Our Total Return Fixed Income Strategy

AXA IM’s global strategic bond strategy is an active total return strategy that aims to take advantage of market opportunities and focus on downside preservation to deliver attractive risk-adjusted returns throughout the economic cycle.

As an unconstrained, flexible strategy it can allocate across the global fixed income universe (government bonds, inflation linked, investment grade credit, high yield and emerging market debt) and seeks to respond to different stages of the market cycle and allocate accordingly.

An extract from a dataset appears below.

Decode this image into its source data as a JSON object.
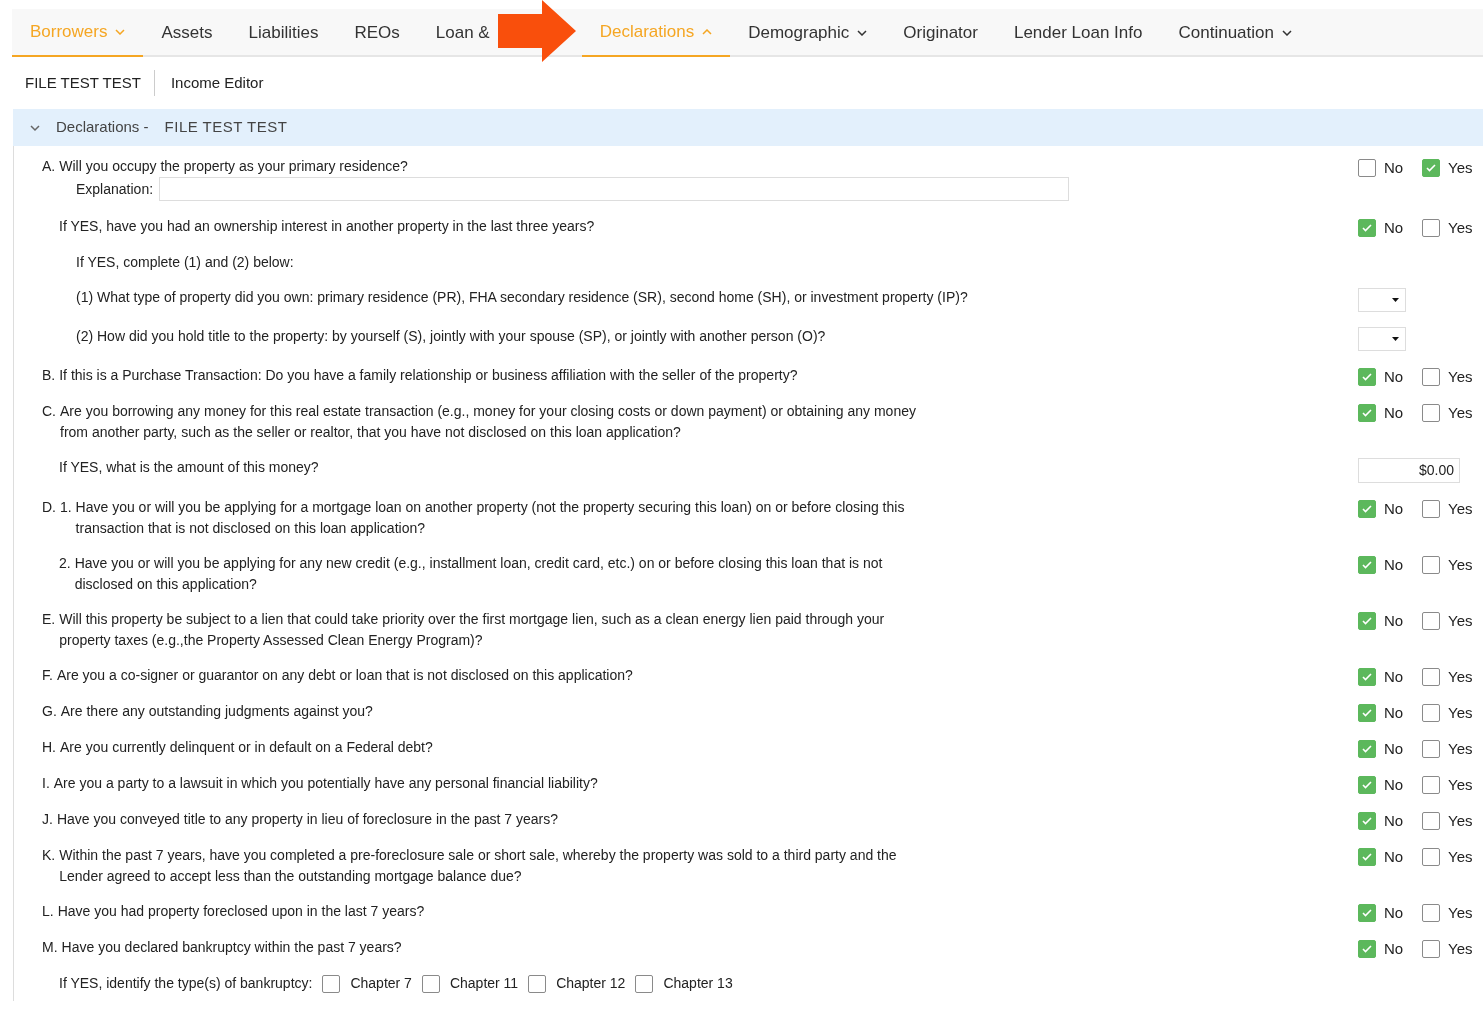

The investment process is based on our proprietary framework which breaks down the global fixed income universe in a simple and transparent way, according to risk factor sensitivity. The portfolio allocates across three risk buckets – defensive, intermediate and aggressive – allowing the Manager to adjust the allocation depending on the market environment, to help mitigate risk.

Fixed income risks

Comparing fixed income versus equities still tends to show the former as a lower risk option overall. However, fixed income seek to provide opportunities across the risk/reward spectrum to position portfolios for different environments and generate varying levels of income and potential return.

Interest rate risk

Bond prices usually move in the opposite direction to interest rates, so when rates are rising, bond prices may fall, and vice-versa. This is because bonds are riskier than cash, so investors need the incentive of higher rewards to use cash to buy bonds. When interest rates are low, demand for bonds is higher which pushes up prices – and vice-versa.

Credit risk

There is a risk that the issuer of the bond will default on its debt by failing to pay investors what it owes them. This risk varies with the credit-worthiness of the issuer and is reflected in their credit rating. Investors who take more risk by investing in lower rated issuers have the potential to achieve higher reward, and vice-versa. Issuers with a higher credit rating are considered ‘investment grade’ while those with a lower credit rating are considered ‘high yield’.

Liquidity risk

Liquidity risk is a measure of how quickly an investor could turn an asset into cash, if they needed to. In market environments where liquidity is low there is a risk that if a bond holder wanted to sell the bond, they may have difficulty finding a buyer, especially at a good price. 

Inflation risk

Inflation – the rate at which the prices of goods and services increases – can be a risk if the level of inflation is higher than the level of income made on savings and investments. The income paid by bonds is fixed so when inflation is rising, that level of income may be less appealing and bond prices tend to fall - and vice-versa.